Russia's Yukos, which accounts for one-fifth of the country's oil output, looks to be running out of options in its long-running battle with the government.
Yukos's future looks bleak
It has lost control of a key production unit and analysts are predicting that its complete break up may only be a matter of time.
What is the latest news?
State-owned oil company Rosneft said it has acquired Baikal Finance Group, Sunday's surprise winner at an auction of Yuganskneftegas, the production division of Yukos.
Rosneft said buying Baikal is part of its plan to build a "balanced, national energy corporation". The move will give it about 16% of Russia's total oil output.
Why has it happened?
Yukos leading shareholder Mikhail Khodorkovsky remains behind bars
Russian president Vladimir Putin said on Thursday that he is correcting a period of "cowboy capitalism" in the 1990s following the collapse of the Soviet Union.
Many Russians feel that the country's key assets were sold off too cheaply, turning those close to the privatisations into some of the world's richest people.

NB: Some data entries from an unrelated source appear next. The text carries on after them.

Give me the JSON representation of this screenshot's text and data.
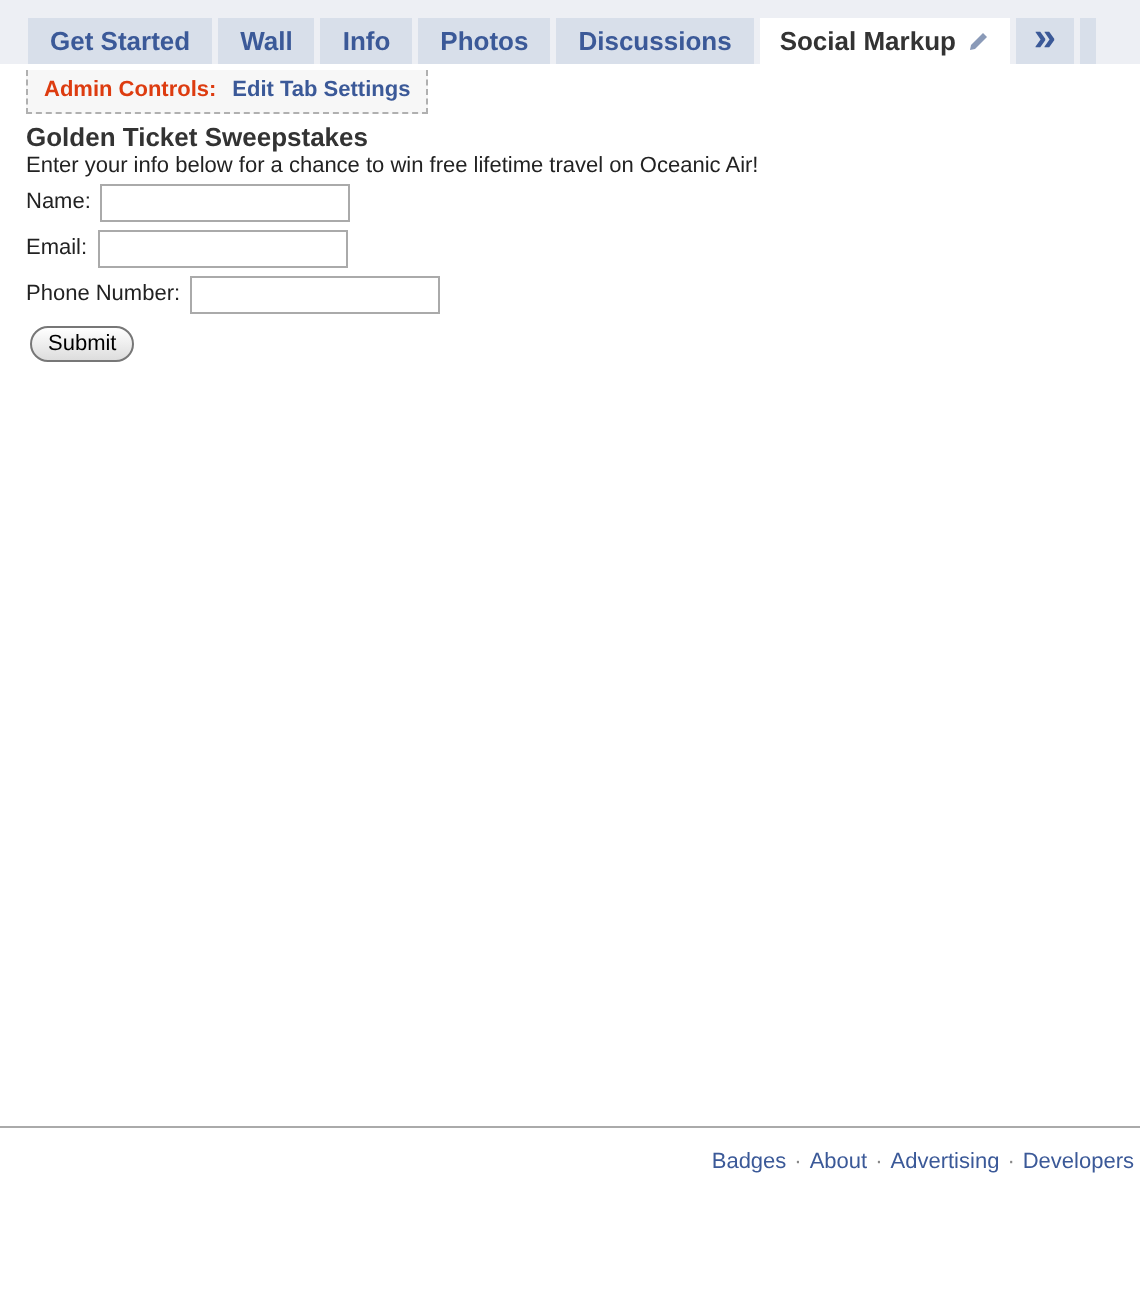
{
  "tabs": [
    {
      "label": "Get Started",
      "selected": false
    },
    {
      "label": "Wall",
      "selected": false
    },
    {
      "label": "Info",
      "selected": false
    },
    {
      "label": "Photos",
      "selected": false
    },
    {
      "label": "Discussions",
      "selected": false
    },
    {
      "label": "Social Markup",
      "selected": true,
      "editable": true
    }
  ],
  "more_tabs": {
    "label": "»"
  },
  "admin_controls": {
    "label": "Admin Controls:",
    "link": "Edit Tab Settings"
  },
  "content": {
    "title": "Golden Ticket Sweepstakes",
    "intro": "Enter your info below for a chance to win free lifetime travel on Oceanic Air!",
    "fields": [
      {
        "label": "Name:"
      },
      {
        "label": "Email:"
      },
      {
        "label": "Phone Number:"
      }
    ],
    "submit": "Submit"
  },
  "footer": {
    "separator": "·",
    "links": [
      "Badges",
      "About",
      "Advertising",
      "Developers"
    ]
  }
}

This has bred resentment among many Russians and raised concerns that the state controls too little of its key resources.

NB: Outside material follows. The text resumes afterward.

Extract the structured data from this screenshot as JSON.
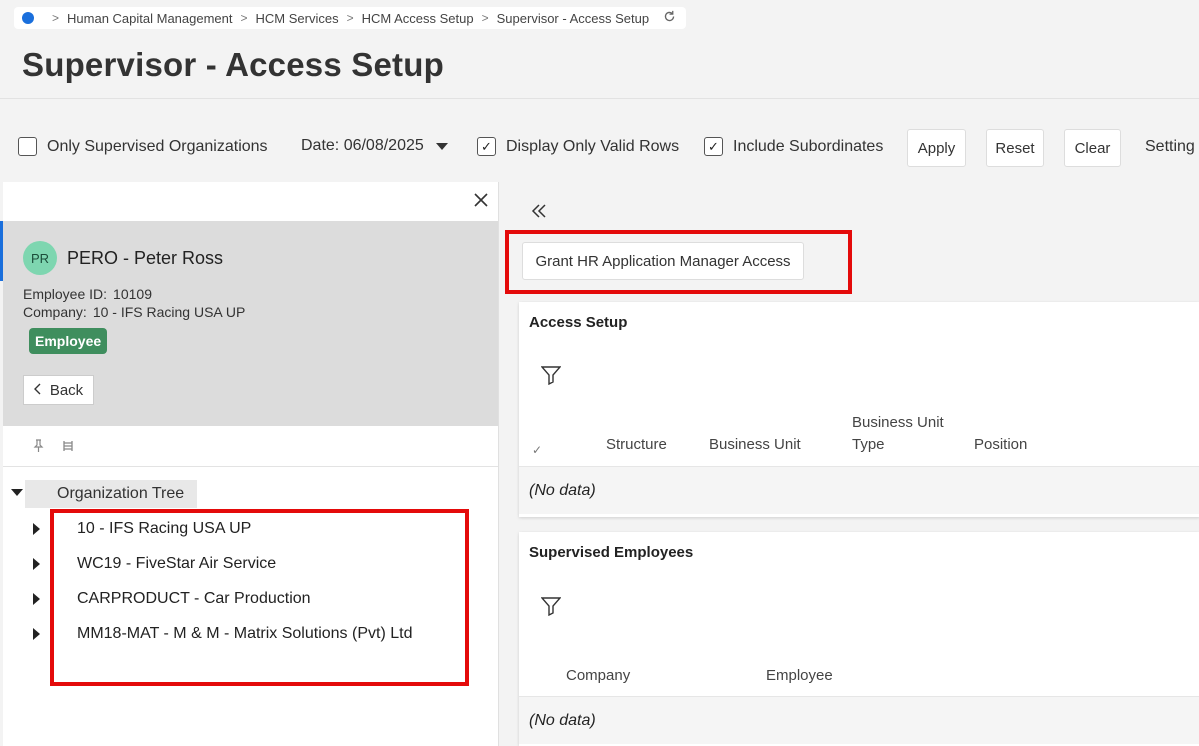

As well as that, Yukos put itself in the firing line when then boss Mikhail Khodorkovsky dabbled in politics.
Once Russia's richest man, he is now sitting in a jail cell awaiting trial on fraud and tax charges, while Yukos is being broken up to pay a bill of $27bn in unpaid taxes and fines.
Why has Rosneft suddenly got involved
The firm is 100% state-owned, giving it a certain amount of protection from international law.
By selling Baikal to Rosneft, authorities hope to sidestep legal actions that Yukos and its main shareholders have threatened to take in the US and in Russia.
"You cannot sue the Russian government," said Eric Kraus, a strategist at Moscow's Sovlink Securities. "The Russian government has sovereign immunity."
Are any other firms involved?
Yes, Gazprom, the world's largest gas company and favourite to win the bidding for Yuganskneftegas on Sunday.
Gazprom was forced to sit out the auction after Yukos won a court injunction in the US.
Russia is again eyeing key assets
At the time, Baikal was thought to be a front for Gazprom, though Gazprom has since denied any involvement.
Analysts said that the firm is keen to distance itself from the auction because of concerns that it will be caught up in protracted and messy legal battles.
The gas giant is still a key player, however, as it had earlier agreed to merge with Rosneft.
Analysts expect this merger will go ahead, but are unwilling to say when it will take place.
They add that the increased value of Rosneft following its purchase of Yuganskneftegas makes it likely the state will end up with about 65% of the new company.
What now for Yukos?
The company has vowed to fight.
It has filed for Chapter 11 bankruptcy protection in the US and said that whoever bought Yuganskneftegas was picking up a "serious $9bn headache".
The firm wants to recover $20bn in damages and shareholders have vowed to make life difficult for anyone who buys Yukos assets.
Meanwhile, reports from Russia say Yukos may well file for bankruptcy.
Analysts say that it is difficult to predict when or whether Yukos will demise, but it is looking more and more likely that the company will cease to exist.
They point to the fact that Russia is unlikely to bow to international pressure over the company's break up and that without its key oil unit Yukos is a far less attractive prospect for investors.
On top of that, and despite Yukos's tough talk, analysts are pessimistic about the firm's chances in the courts.
Legal wranglings probably will only delay the merger of Gazprom and Rosneft, rather than halt it entirely, they say.